With the story out that Democrat presidential front-runner Hillary Clinton is actively courting big money for her super PAC, Priorities USA Action is resorting to a familiar boogeyman: the Citizens United decision on campaign finance, which liberals have railed against non-stop as a menace to democracy.
As the New York Times reported:
Hillary Rodham Clinton will begin personally courting donors for a “super PAC” supporting her candidacy, the first time a Democratic presidential candidate has fully embraced these independent groups that can accept unlimited checks from big donors and are already playing a major role in the 2016 race.

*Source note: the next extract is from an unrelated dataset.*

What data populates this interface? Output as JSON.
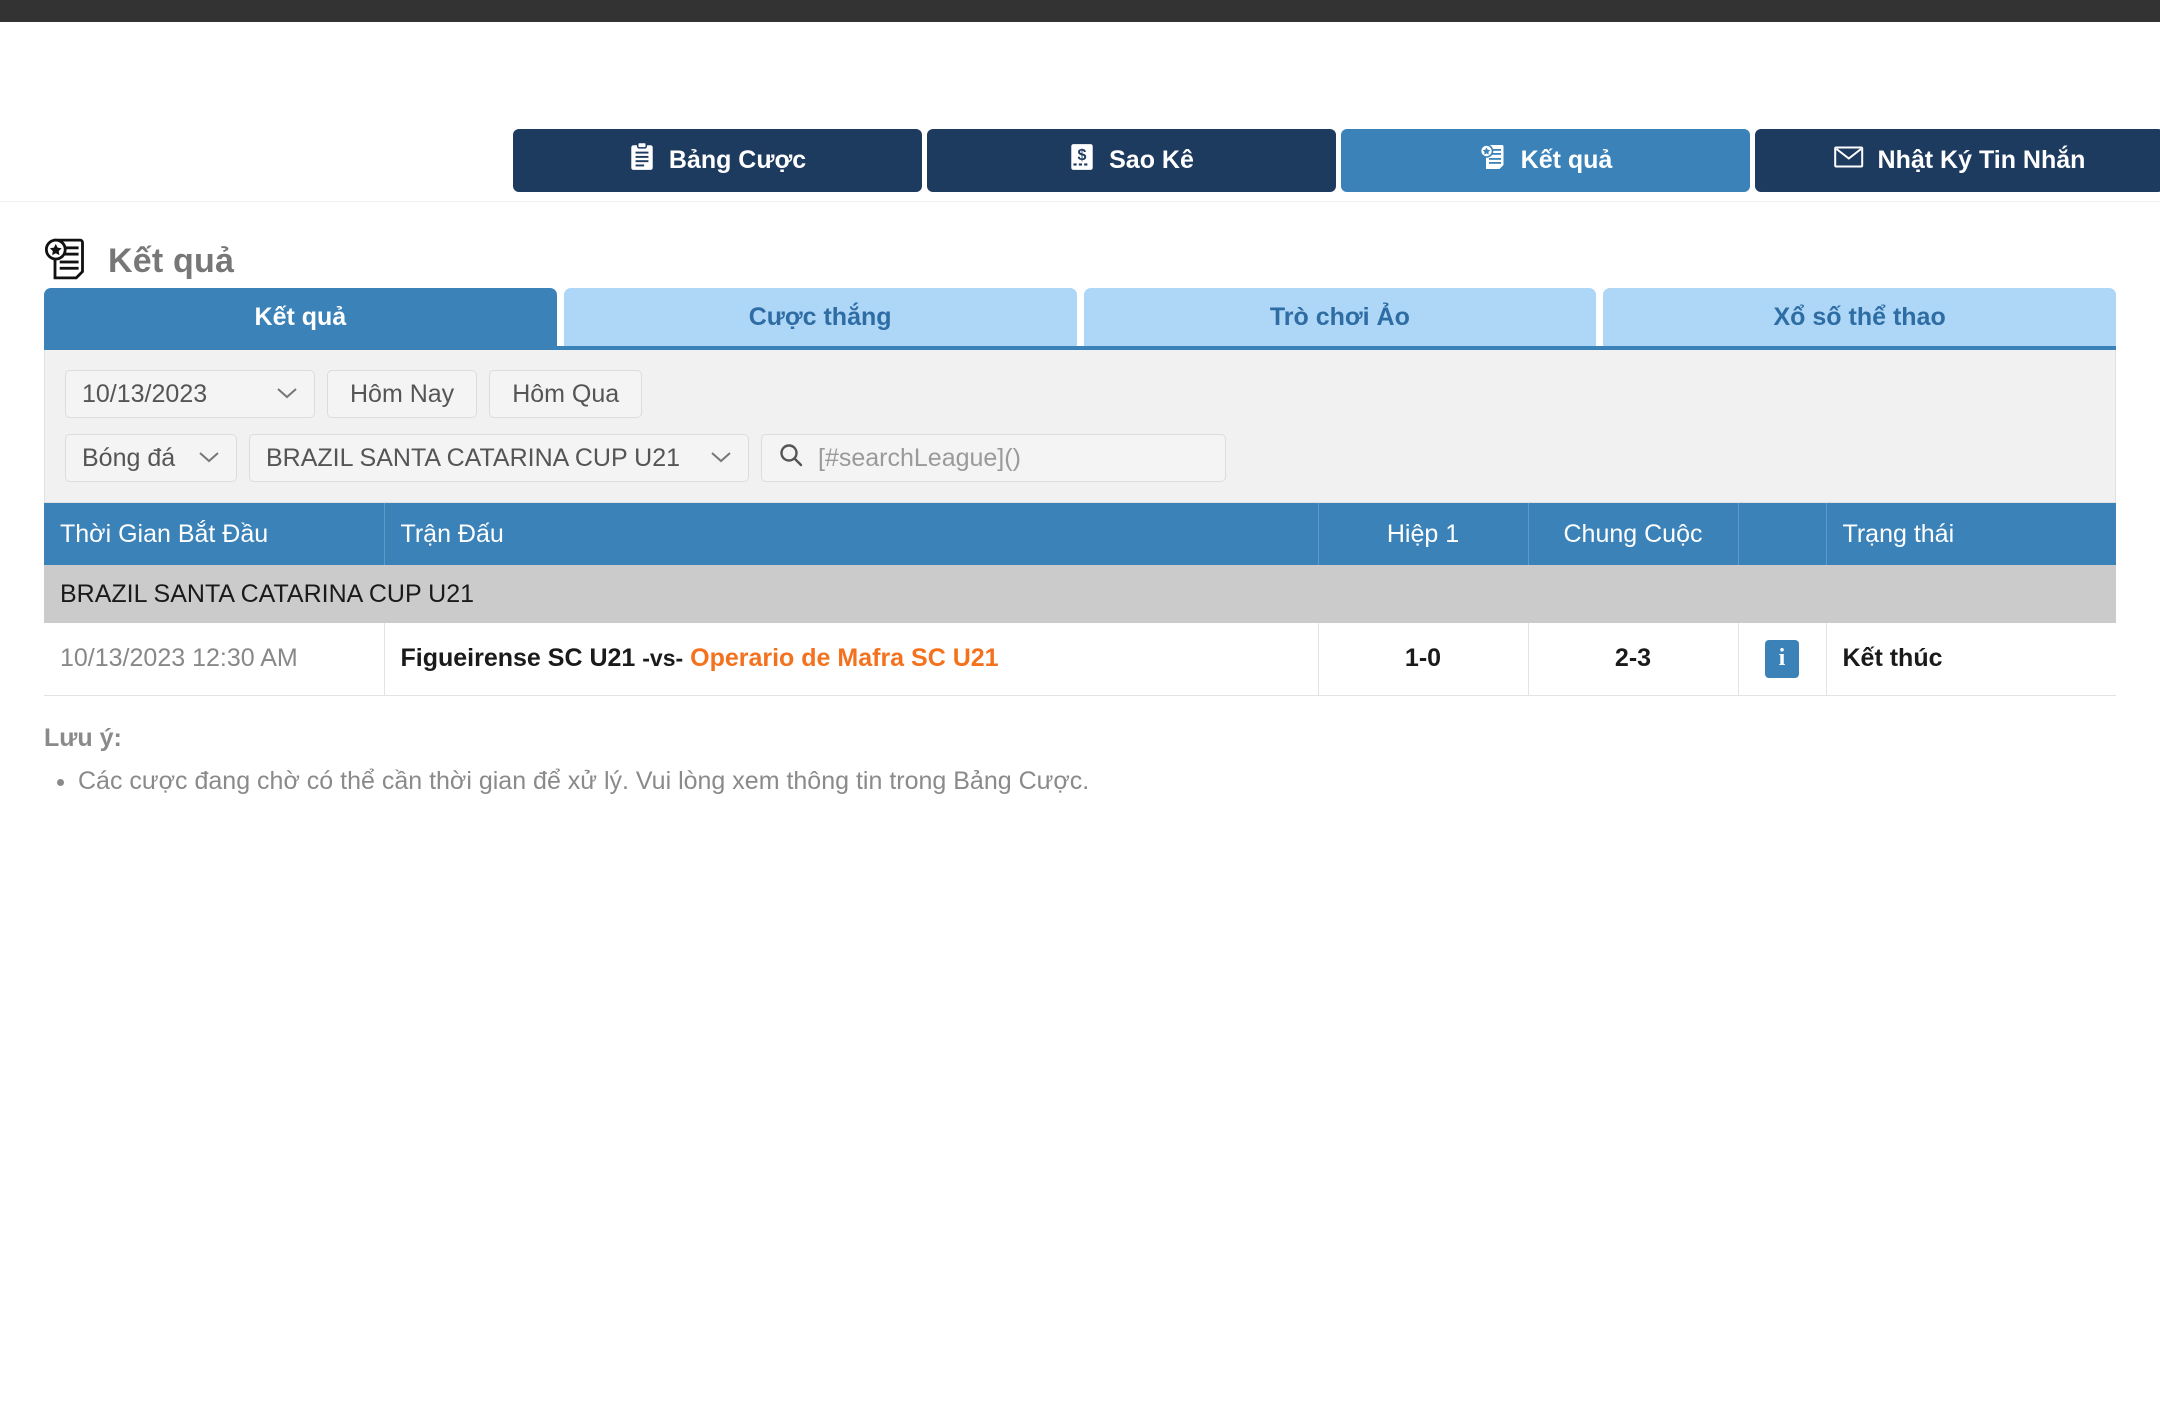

Of course, this latest maneuver by Clinton is a complete flip-flop from what she said just three weeks ago, when she criticized “unaccountable money” — a statement made even more laughable by the revelations in Breitbart Senior Editor-at-Large Peter Schweitzer’s book Clinton Cash concerning the large sums of unaccountable money she and her husband have raked in.
Clinton’s full-court-press fundraising on behalf of her Super-PAC is also a complete repudiation of Democrat complaints about the flood of dirty money supposedly unleashed by the Citizens United decision. Attacking this case with sky-is-falling alarms about the purchase of democracy by shadowy special interests has been a rallying cry for nearly every Democrat with access to a microphone for years. The attacks are generally as false as they are virulent.

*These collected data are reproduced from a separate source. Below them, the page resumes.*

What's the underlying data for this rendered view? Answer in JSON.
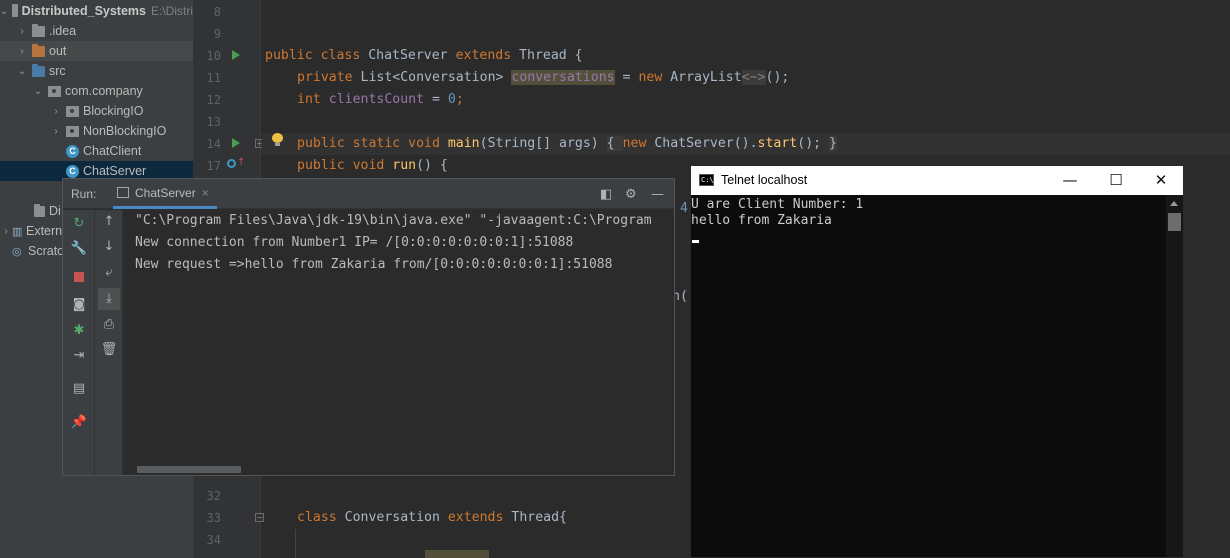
{
  "project_tree": {
    "items": [
      {
        "name": "Distributed_Systems",
        "path": "E:\\Distri",
        "bold": true
      },
      {
        "name": ".idea"
      },
      {
        "name": "out"
      },
      {
        "name": "src"
      },
      {
        "name": "com.company"
      },
      {
        "name": "BlockingIO"
      },
      {
        "name": "NonBlockingIO"
      },
      {
        "name": "ChatClient"
      },
      {
        "name": "ChatServer"
      },
      {
        "name": "Di"
      },
      {
        "name": "Extern"
      },
      {
        "name": "Scrato"
      }
    ]
  },
  "editor": {
    "line_numbers": [
      "8",
      "9",
      "10",
      "11",
      "12",
      "13",
      "14",
      "17",
      "32",
      "33",
      "34"
    ],
    "code": {
      "l10": {
        "kw1": "public class ",
        "name": "ChatServer ",
        "kw2": "extends ",
        "rest": "Thread {"
      },
      "l11": {
        "kw": "private ",
        "type": "List<Conversation> ",
        "field": "conversations",
        "eq": " = ",
        "new": "new ",
        "cls": "ArrayList",
        "diamond": "<~>",
        "end": "();"
      },
      "l12": {
        "kw": "int ",
        "field": "clientsCount",
        "eq": " = ",
        "num": "0",
        "end": ";"
      },
      "l14": {
        "kw": "public static void ",
        "fn": "main",
        "args": "(String[] args) ",
        "brace1": "{ ",
        "new": "new ",
        "cls": "ChatServer().",
        "fn2": "start",
        "end": "(); ",
        "brace2": "}"
      },
      "l17": {
        "kw": "public void ",
        "fn": "run",
        "end": "() {"
      },
      "frag_4": "4",
      "frag_n": "n(",
      "l33": {
        "kw": "class ",
        "name": "Conversation ",
        "kw2": "extends ",
        "rest": "Thread{"
      }
    }
  },
  "run_panel": {
    "title": "Run:",
    "tab_label": "ChatServer",
    "tab_close": "×",
    "console_lines": [
      "\"C:\\Program Files\\Java\\jdk-19\\bin\\java.exe\" \"-javaagent:C:\\Program",
      "New connection from Number1 IP= /[0:0:0:0:0:0:0:1]:51088",
      "New request =>hello from Zakaria from/[0:0:0:0:0:0:0:1]:51088"
    ]
  },
  "telnet": {
    "title": "Telnet localhost",
    "icon_text": "C:\\",
    "lines": [
      "U are Client Number: 1",
      "hello from Zakaria"
    ]
  }
}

The liberal attacks on Citizens United generally focus on “corporate personhood”— an issue settled long before the CU decision — while failing to mention that if the Supreme Court had decided the other way, it would have led to massive First Amendment and freedom of speech issues.
What kind of speech issues? Well, how about book banning? Not just for big scary corporations (like book publishers) but for labor unions as well.
As Reason explained in 2010:
For example, Stewart was asked by Chief Justice John Roberts what would happen if a corporation were to publish a 500-page book discussing the American political system which concluded with a single sentence endorsing a particular candidate. Kagan’s deputy answered that such an endorsement would constitute “express advocacy” and therefore the corporation could only fund the publication of the book through a political action committee. “And if they didn’t, you could ban it?” asked the chief justice. “If they didn’t, we could prohibit publication of the book,” Stewart replied.
Even the most liberal justices, usually the most willing to curtail political free speech, seemed a little troubled. Justice David Souter asked what would happen if a labor union paid an author to write a book advocating the election of a particular candidate and then submitted the manuscript to Random House, which then agreed to publish it. The deputy solicitor general replied that he was unsure whether there would be a basis for suppressing such a book, but clearly stated that “the labor union’s conduct would be prohibited.”
The Democrats never seem to mention the book banning.
No matter, though. Hillary is now all-in for super PAC fundraising. Here are a few choice quotes from well-known liberal Democrats she’s just turned into (even bigger) hypocrites. Will any of these politicians, aside from perhaps her declared primary opponent Bernie Sanders, apply the same standard to Hillary?
Sen. Bernie Sanders (D-VT): What the Supreme Court did in Citizens United is to say to these same billionaires: “You own and control the economy, you own Wall Street, you own the coal companies, you own the oil companies. Now, for a very small percentage of your wealth, we’re going to give you the opportunity to own the United States government.” That is the essence of what Citizens United is all about – and that’s why it must be overturned.”
Rep. Alan Grayson (D-FL): The Supreme Court in essence has ruled that corporations can buy elections. If that happens, democracy in America is over.
Sen. Dick Durbin (D-IL): Today’s decision by Supreme Court is a triumph for special interest and judicial activism at its worst. Overturning the ban on corporate spending on political campaigns opens the floodgates for the corrupting influence and the dominant hand of special interest groups
Sen. John Kerry (D-MA): I think we need a constitutional amendment to make it clear once and for all that corporations do not have the same free speech rights as individuals.
Sen. Robert Menendez (D-NJ): If Republicans want to stand with big-monied interests, with-big business interests, versus the average citizen, to try to influence elections, that’s fine with me.
Sen. Charles “Chuck” Schumer (D-NY): Now robber barons can act like parasites striking at our very roots.